Today I am reviewing Historical Fiction author Clare Harvey's new book, The Escape, a compelling wartime drama for fans of Lucinda Riley, Rachel Hore and Katherine Webb.

Title: The Escape 
Author: Clare Harvey
Published: January 24th 2018 by Simon & Schuster

Blurb: Detta works as a translator for a Nazi-run labour camp for French workers. One winter morning in early 1945, Detta passes a group of exhausted British prisoners of war who are being force-marched westwards. The following day she receives an urgent message to contact the local priest. He is harbouring a group of escaped British prisoners of war in the manse: can she help? 

London, 1989. Miranda is a 19-year old photography student in London, in thrall to her older boyfriend, a journalist called Quill. In November the fall of the Berlin Wall is all over the news. Quill asks Miranda to come with him to Germany: before they leave, Miranda's grandmother gives her an old postcard of the village she was born in. Miranda hopes that working together in Berlin will help cement the cracks in her relationship with Quill, but one night his behaviour spills over into violence, and Miranda ends up fleeing through the rubble of the Berlin wall and into the East. As she travels further, she begins to suspect she’s being followed by the Stasi. If she goes on, she worries that she’ll be taken into custody and be accused of spying; if she turns back, it means returning to Quill.
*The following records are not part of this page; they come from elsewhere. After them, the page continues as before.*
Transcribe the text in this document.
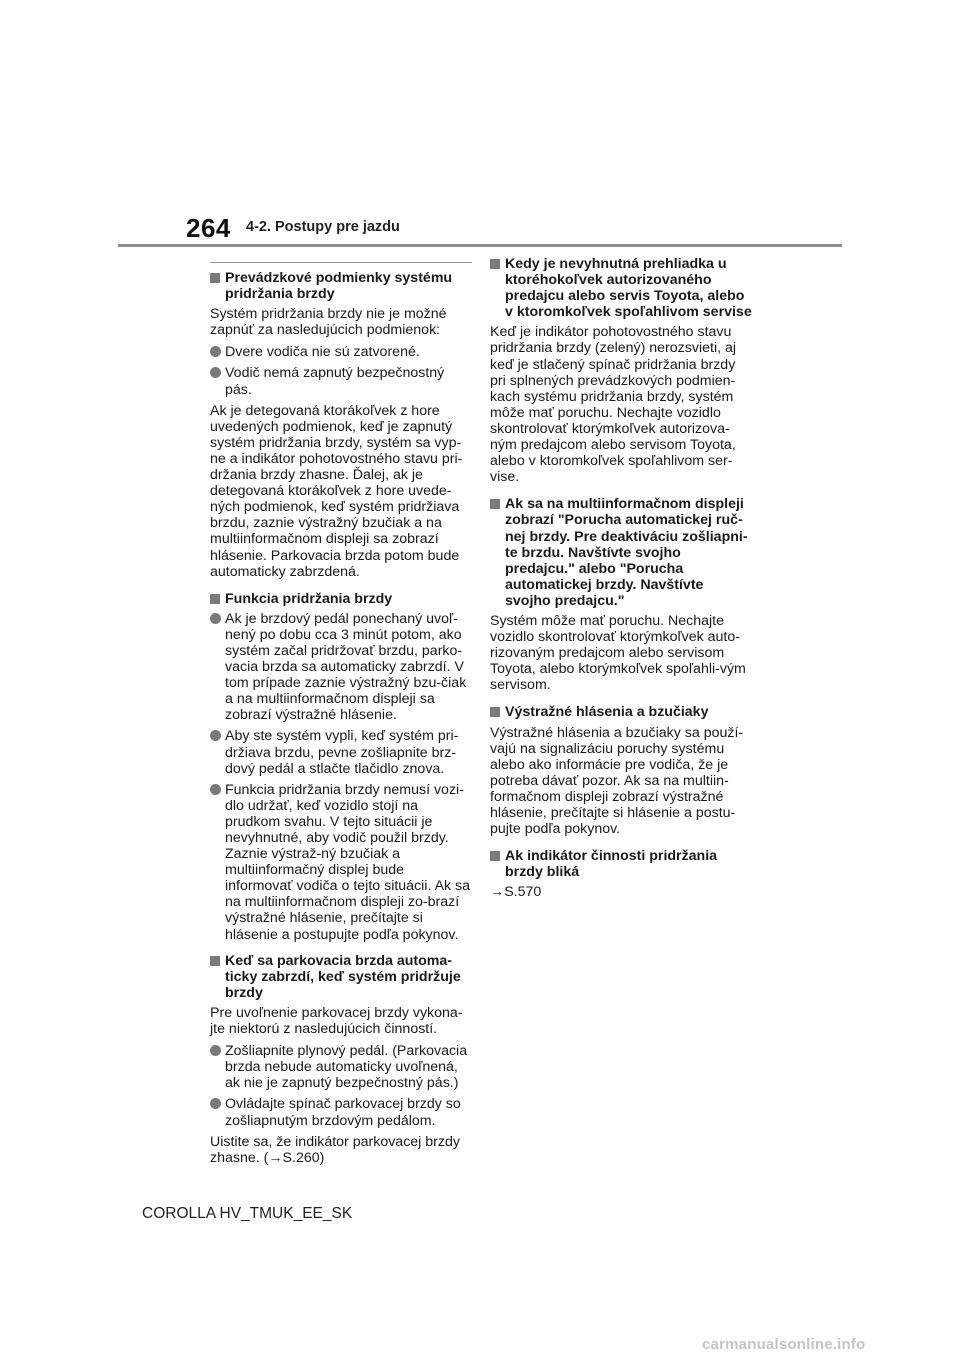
264 4-2. Postupy pre jazdu
Prevádzkové podmienky systému pridržania brzdy
Systém pridržania brzdy nie je možné zapnúť za nasledujúcich podmienok:
Dvere vodiča nie sú zatvorené.
Vodič nemá zapnutý bezpečnostný pás.
Ak je detegovaná ktorákoľvek z hore uvedených podmienok, keď je zapnutý systém pridržania brzdy, systém sa vyp-ne a indikátor pohotovostného stavu pri-držania brzdy zhasne. Ďalej, ak je detegovaná ktorákoľvek z hore uvede-ných podmienok, keď systém pridržiava brzdu, zaznie výstražný bzučiak a na multiinformačnom displeji sa zobrazí hlásenie. Parkovacia brzda potom bude automaticky zabrzdená.
Funkcia pridržania brzdy
Ak je brzdový pedál ponechaný uvoľ-nený po dobu cca 3 minút potom, ako systém začal pridržovať brzdu, parko-vacia brzda sa automaticky zabrzdí. V tom prípade zaznie výstražný bzu-čiak a na multiinformačnom displeji sa zobrazí výstražné hlásenie.
Aby ste systém vypli, keď systém pri-držiava brzdu, pevne zošliapnite brz-dový pedál a stlačte tlačidlo znova.
Funkcia pridržania brzdy nemusí vozi-dlo udržať, keď vozidlo stojí na prudkom svahu. V tejto situácii je nevyhnutné, aby vodič použil brzdy. Zaznie výstraž-ný bzučiak a multiinformačný displej bude informovať vodiča o tejto situácii. Ak sa na multiinformačnom displeji zo-brazí výstražné hlásenie, prečítajte si hlásenie a postupujte podľa pokynov.
Keď sa parkovacia brzda automa-ticky zabrzdí, keď systém pridržuje brzdy
Pre uvoľnenie parkovacej brzdy vykona-jte niektorú z nasledujúcich činností.
Zošliapnite plynový pedál. (Parkovacia brzda nebude automaticky uvoľnená, ak nie je zapnutý bezpečnostný pás.)
Ovládajte spínač parkovacej brzdy so zošliapnutým brzdovým pedálom.
Uistite sa, že indikátor parkovacej brzdy zhasne. (→S.260)
Kedy je nevyhnutná prehliadka u ktoréhokoľvek autorizovaného predajcu alebo servis Toyota, alebo v ktoromkoľvek spoľahlivom servise
Keď je indikátor pohotovostného stavu pridržania brzdy (zelený) nerozsvieti, aj keď je stlačený spínač pridržania brzdy pri splnených prevádzkových podmien-kach systému pridržania brzdy, systém môže mať poruchu. Nechajte vozidlo skontrolovať ktorýmkoľvek autorizova-ným predajcom alebo servisom Toyota, alebo v ktoromkoľvek spoľahlivom ser-vise.
Ak sa na multiinformačnom displeji zobrazí "Porucha automatickej ruč-nej brzdy. Pre deaktiváciu zošliapni-te brzdu. Navštívte svojho predajcu." alebo "Porucha automatickej brzdy. Navštívte svojho predajcu."
Systém môže mať poruchu. Nechajte vozidlo skontrolovať ktorýmkoľvek auto-rizovaným predajcom alebo servisom Toyota, alebo ktorýmkoľvek spoľahli-vým servisom.
Výstražné hlásenia a bzučiaky
Výstražné hlásenia a bzučiaky sa použí-vajú na signalizáciu poruchy systému alebo ako informácie pre vodiča, že je potreba dávať pozor. Ak sa na multiin-formačnom displeji zobrazí výstražné hlásenie, prečítajte si hlásenie a postu-pujte podľa pokynov.
Ak indikátor činnosti pridržania brzdy bliká
→S.570
COROLLA HV_TMUK_EE_SK
carmanualsonline.info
At last her grandmother’s photograph offers the solution. She tells people that she is going to find her family in the East. The Catholic church, and the manse, opposite where her grandmother once lived, are still standing. And the secrets of the past begin to be revealed.

Review: this story already captured me on the first chapter: it's January in 1945, Detta works in a town in East Germany and when she hears that the Russian army are really close to them, she takes the train early to try to get home with her mother. I found the scene in that train such a strong opening, you could clearly sense what everyone was thinking and it set the tone for story perfectly, especially as you could see the type of person Detta was. 

We then followed her in her own hometown and witnessed how her life became a lot more complicated after meeting two escaped British pilots. I was really curious to see how the story would go from there, and how, or even whether, they would manage to overcome all the impossible obstacles and escape. 

We also had another storyline set in 1989: a young photography student, Miranda, is in Berlin, ready to witness the fall of the wall and capture the perfect image. I found this story fascinating, reading how people reacted to the fall and how their life changed from one day to the other. But I especially enjoyed discovering how the two storylines intertwined. 

I have to say that at the beginning of the book, I was more intrigued about Etta but as we followed Miranda in Berlin, I started wanting to know more about her. There were some really tense moments that had me glued to its pages and there were also plenty of turns and twists that I was not expecting at all. 

The Escape is definitely a very thought provoking and engrossing story. It combines very well the telling of those dark war times with scenes of hope and love. I enjoyed learning more about both timelines and was fascinated about all the details that Clare Harvey included, from a forgotten necklace to an old camera, they all had their small roles in the story. 

Rating: 4 stars

I would like to thank the publisher for sending me a copy of this book. This is my honest opinion.